Es geht zu wie auf einem Schlachtfeld, auf dem das Verdrängte in einem scheinbaren Totenreich gebunkert wird, aber an den Gefängnistüren rüttelt, nachts aufwacht und sein Gespensterleben in unser nur halb schlafendes Bewusstsein drängt.

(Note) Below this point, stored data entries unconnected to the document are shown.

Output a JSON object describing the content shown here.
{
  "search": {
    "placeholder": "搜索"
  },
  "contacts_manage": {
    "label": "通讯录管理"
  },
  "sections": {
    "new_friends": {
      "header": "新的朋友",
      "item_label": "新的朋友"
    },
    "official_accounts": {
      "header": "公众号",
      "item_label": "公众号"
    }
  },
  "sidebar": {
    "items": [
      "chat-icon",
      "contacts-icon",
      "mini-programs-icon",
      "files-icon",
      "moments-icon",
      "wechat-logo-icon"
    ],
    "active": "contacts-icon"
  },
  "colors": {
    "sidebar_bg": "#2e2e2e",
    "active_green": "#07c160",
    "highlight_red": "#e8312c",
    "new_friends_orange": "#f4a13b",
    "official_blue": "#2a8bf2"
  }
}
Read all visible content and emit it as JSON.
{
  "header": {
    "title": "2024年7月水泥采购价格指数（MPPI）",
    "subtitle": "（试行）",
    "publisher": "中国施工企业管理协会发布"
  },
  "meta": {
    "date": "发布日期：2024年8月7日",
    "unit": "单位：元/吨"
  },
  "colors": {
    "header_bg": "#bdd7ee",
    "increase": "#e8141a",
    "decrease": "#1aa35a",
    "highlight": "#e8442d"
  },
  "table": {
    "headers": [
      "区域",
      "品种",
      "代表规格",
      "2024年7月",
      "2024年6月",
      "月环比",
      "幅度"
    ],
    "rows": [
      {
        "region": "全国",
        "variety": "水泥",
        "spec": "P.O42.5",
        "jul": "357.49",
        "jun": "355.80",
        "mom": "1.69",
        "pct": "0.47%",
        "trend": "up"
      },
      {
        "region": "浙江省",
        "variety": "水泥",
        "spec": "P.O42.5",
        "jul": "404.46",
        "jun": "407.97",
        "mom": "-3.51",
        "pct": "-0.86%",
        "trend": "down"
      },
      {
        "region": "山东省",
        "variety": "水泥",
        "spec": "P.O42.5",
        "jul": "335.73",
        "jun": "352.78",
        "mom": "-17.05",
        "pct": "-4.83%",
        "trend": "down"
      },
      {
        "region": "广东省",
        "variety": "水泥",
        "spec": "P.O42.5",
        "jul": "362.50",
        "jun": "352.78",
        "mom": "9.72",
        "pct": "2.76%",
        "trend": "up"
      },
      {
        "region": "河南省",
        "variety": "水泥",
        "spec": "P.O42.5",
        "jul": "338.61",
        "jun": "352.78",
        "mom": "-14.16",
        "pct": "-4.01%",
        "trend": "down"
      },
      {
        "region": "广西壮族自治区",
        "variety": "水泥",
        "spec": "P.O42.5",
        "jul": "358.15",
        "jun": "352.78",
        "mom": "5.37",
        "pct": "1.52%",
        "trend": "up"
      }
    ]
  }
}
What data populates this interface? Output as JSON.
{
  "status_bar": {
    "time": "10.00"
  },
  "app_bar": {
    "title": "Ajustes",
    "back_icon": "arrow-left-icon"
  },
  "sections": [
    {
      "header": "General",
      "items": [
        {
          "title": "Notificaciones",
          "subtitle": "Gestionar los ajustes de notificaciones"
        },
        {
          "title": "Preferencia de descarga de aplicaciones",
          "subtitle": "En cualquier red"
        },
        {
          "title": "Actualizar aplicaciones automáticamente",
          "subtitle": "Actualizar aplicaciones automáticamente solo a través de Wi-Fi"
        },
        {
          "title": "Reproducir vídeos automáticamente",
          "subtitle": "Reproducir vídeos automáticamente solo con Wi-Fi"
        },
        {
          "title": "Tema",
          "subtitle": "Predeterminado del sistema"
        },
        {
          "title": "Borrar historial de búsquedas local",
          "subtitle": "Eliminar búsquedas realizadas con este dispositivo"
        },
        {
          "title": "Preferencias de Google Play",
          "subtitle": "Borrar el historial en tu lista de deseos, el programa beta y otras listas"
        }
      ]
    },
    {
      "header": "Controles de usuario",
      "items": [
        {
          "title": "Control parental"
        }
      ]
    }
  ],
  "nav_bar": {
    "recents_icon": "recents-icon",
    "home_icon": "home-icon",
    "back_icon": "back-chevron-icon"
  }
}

Dieses Bewusstsein hat während seiner Schlachten zur Ich-Werdung bei all den Niederlagen, Fluchten und bei allem Versteckspielen eine Art Himmel über sich errichtet, in dem die Gerichte sitzen, die Religionen herrschen, die Könige befehlen. Freud hat es unser Über-Ich genannt, es ist gleichzeitig aus persönlichen wie aus sozialen Erfahrungen entstanden, es soll die Wiederkehr der Metzeleien und Schlachten mit dem Unbewussten, das gegen Konvention, Sitte, Gesetz und Erziehung ständig rebelliert hat, verhindern. Es sind sozusagen die Gesetzestafeln, die Zehn Gebote, die Moses vom Berg Sinai herabgeholt hat. Man kann sich unsere Seele auch als eine Stadtlandschaft vorstellen, und diese Landschaft habe ich in Schnitzlers Reigen wie in Kafkas bedrohlichen Landschaften im Proceß und im Schloß wiederentdeckt. Im hoch gelegenen Schloss hausen unerreichbare Instanzen, die der Landvermesser K. vergeblich aufsuchen will. Landvermesser, dieser Beruf erinnert schon an Schnitzlers Satz »Unsere Seele ist ein weites Land«. Weit, dunkel, unergründlich, bedrohlich, scheinbar von Willkür geleitet, bedroht diese Instanzenwelt das Ich bei seinem Versuch, sich zwischen unten und oben mit wohlgezogenen Grenzen und mit heroisch geführten Kämpfen zu behaupten. In Schnitzlers Reigen und seiner Traumnovelle geht es um diese drei Regionen. Das Über-Ich, das gnadenlos vom hohen Ross herab urteilt – die Landschaft der Gerichte und Schlösser ist mit gebietenden Reitern bestückt, so schien es mir damals. Unten im Dunkeln der Nacht und des Unbewussten wälzt sich das Es in seinen Exzessen und Räuschen, wie in Kaschemmen. Mir tat sich immer auch das Bild aufvon dem Stein, den wir im Frühjahr über dem Erdboden lüften und erschrocken sehen, was da an Gewürm herumkreucht, weiß und madig. Das mag ein sehr persönliches Bild meiner Angstvorstellungen und Angsterfahrungen gewesen sein.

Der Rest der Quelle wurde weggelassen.